Cache stampede prevention
The thundering herd: a cache key expires, 1000 requests simultaneously get a miss, all query the database at once. The DB collapses. Prevention:
# Option 1: Mutex lock on cache miss
import threading
_locks: dict[str, threading.Lock] = {}
def get_user_with_lock(user_id: str) -> dict:
cache_key = f"user:{user_id}"
# Fast path: cache hit
cached = r.get(cache_key)
if cached:
return json.loads(cached)
# Slow path: acquire per-key lock
lock = _locks.setdefault(cache_key, threading.Lock())
with lock:
# Re-check after acquiring lock (another thread may have populated it)
cached = r.get(cache_key)
if cached:
return json.loads(cached)
# We hold the lock — we are the one to populate the cache
user = db.query("SELECT * FROM users WHERE id = %s", (user_id,)).fetchone()
r.setex(cache_key, 300, json.dumps(user))
return user
# Option 2: Probabilistic early expiry (XFetch algorithm)
import math
import random
import time
def get_with_early_expiry(key: str, ttl: int, fetch_fn, beta: float = 1.0):
"""Stochastically refresh the cache before it expires."""
result = r.get(key)
if result:
data = json.loads(result)
remaining_ttl = r.ttl(key)
# Compute fetch time from metadata stored in cache
fetch_time = data.get("_fetch_time", 1.0)
# XFetch: decide whether to refresh early
if remaining_ttl - beta * fetch_time * math.log(random.random()) < 0:
# Trigger early refresh
result = None
if not result:
start = time.monotonic()
value = fetch_fn()
elapsed = time.monotonic() - start
value["_fetch_time"] = elapsed # store fetch time for XFetch calculation
r.setex(key, ttl, json.dumps(value))
return value
return json.loads(result)
Cache invalidation patterns
# Pattern 1: Tag-based invalidation
def get_user_orders(user_id: str) -> list:
key = f"orders:{user_id}"
cached = r.get(key)
if cached:
return json.loads(cached)
orders = db.query("SELECT * FROM orders WHERE user_id = %s", (user_id,)).fetchall()

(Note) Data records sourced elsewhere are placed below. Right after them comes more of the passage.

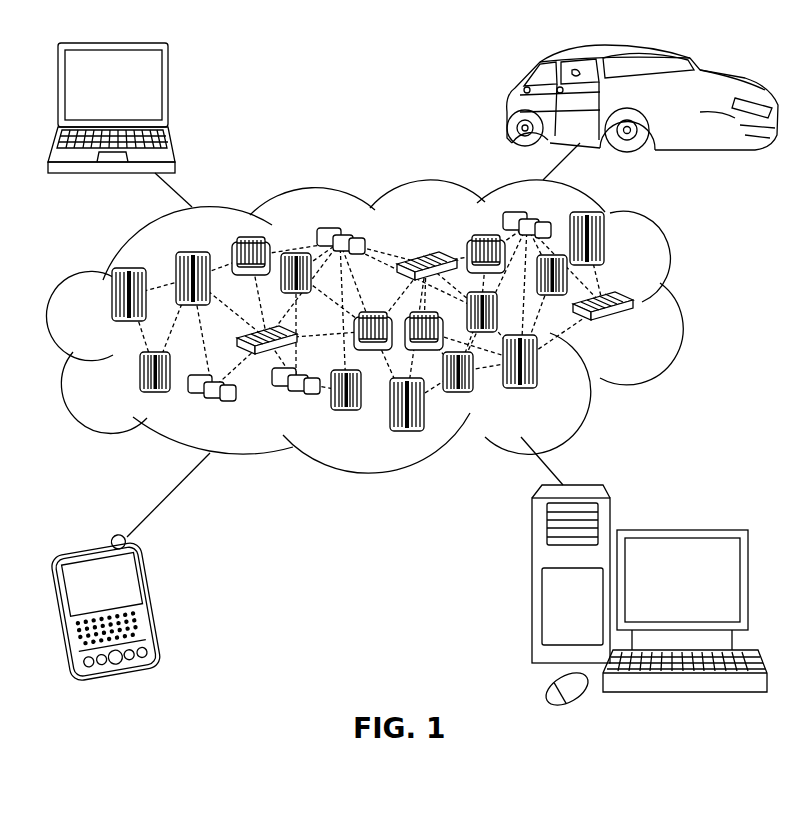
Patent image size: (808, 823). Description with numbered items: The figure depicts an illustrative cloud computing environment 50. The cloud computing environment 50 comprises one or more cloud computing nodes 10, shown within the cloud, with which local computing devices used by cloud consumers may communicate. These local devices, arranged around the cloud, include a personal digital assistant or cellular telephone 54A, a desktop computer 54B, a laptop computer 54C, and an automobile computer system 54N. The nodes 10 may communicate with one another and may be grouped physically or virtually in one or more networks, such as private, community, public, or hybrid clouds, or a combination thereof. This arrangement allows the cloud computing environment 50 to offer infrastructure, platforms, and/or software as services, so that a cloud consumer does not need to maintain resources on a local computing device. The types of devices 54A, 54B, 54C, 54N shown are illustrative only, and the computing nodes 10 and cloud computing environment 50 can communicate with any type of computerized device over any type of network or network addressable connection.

The cloud computing nodes 10 is at (640, 329).
The cloud computing environment 50 is at (683, 305).
The personal digital assistant (PDA) or cellular telephone 54A is at (163, 603).
The desktop computer 54B is at (680, 528).
The laptop computer 54C is at (168, 92).
The automobile computer system 54N is at (510, 102).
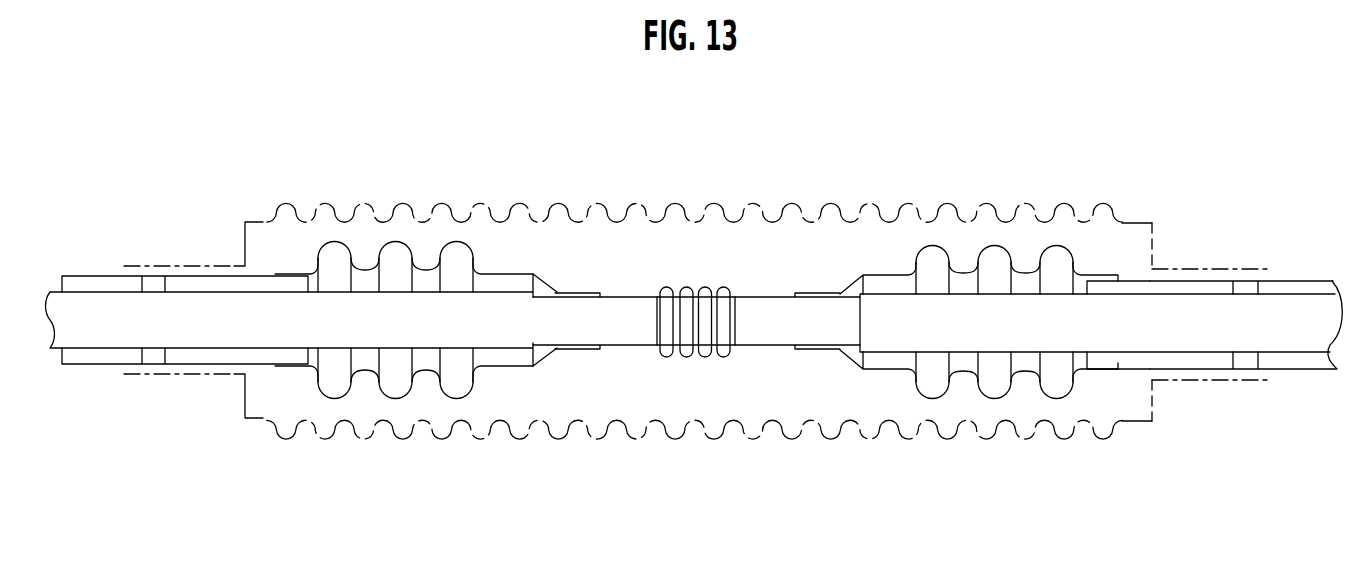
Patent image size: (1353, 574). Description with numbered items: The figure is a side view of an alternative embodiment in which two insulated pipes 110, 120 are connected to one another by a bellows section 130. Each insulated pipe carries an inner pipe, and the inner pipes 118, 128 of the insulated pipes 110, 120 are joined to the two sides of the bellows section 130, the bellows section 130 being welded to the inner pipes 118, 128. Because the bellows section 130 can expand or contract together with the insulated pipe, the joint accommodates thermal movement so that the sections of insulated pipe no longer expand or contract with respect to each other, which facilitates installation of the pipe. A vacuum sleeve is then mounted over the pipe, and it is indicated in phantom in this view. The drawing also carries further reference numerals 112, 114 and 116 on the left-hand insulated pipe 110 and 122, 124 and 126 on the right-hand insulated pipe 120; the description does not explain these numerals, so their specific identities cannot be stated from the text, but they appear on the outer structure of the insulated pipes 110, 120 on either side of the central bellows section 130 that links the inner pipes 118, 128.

r.setex(key, 300, json.dumps(orders))
# Tag for bulk invalidation
r.sadd(f"tag:user:{user_id}", key)
return orders
def invalidate_user_cache(user_id: str):
"""Invalidate all cache keys tagged with this user."""
tag_key = f"tag:user:{user_id}"
keys = r.smembers(tag_key)
if keys:
r.delete(*keys)
r.delete(tag_key)
# Call on any user data change
def update_order(order_id: str, user_id: str, updates: dict):
db.execute("UPDATE orders SET ... WHERE id = %s", (order_id,))
invalidate_user_cache(user_id) # invalidate all user-related cache keys
The two rules of caching
- Cache the output of expensive operations, not cheap ones. If a DB query takes 1ms and your cache adds 0.5ms overhead, you are not winning.
- Have a plan for invalidation before you cache anything. "We will figure out invalidation later" always means stale data in production. Decide on the invalidation strategy (TTL, explicit delete, tag-based) before you write the first cache line.
Cache stampede has caused more production incidents than stale data. Protect your DB with a mutex or probabilistic refresh, especially for your most popular cache keys.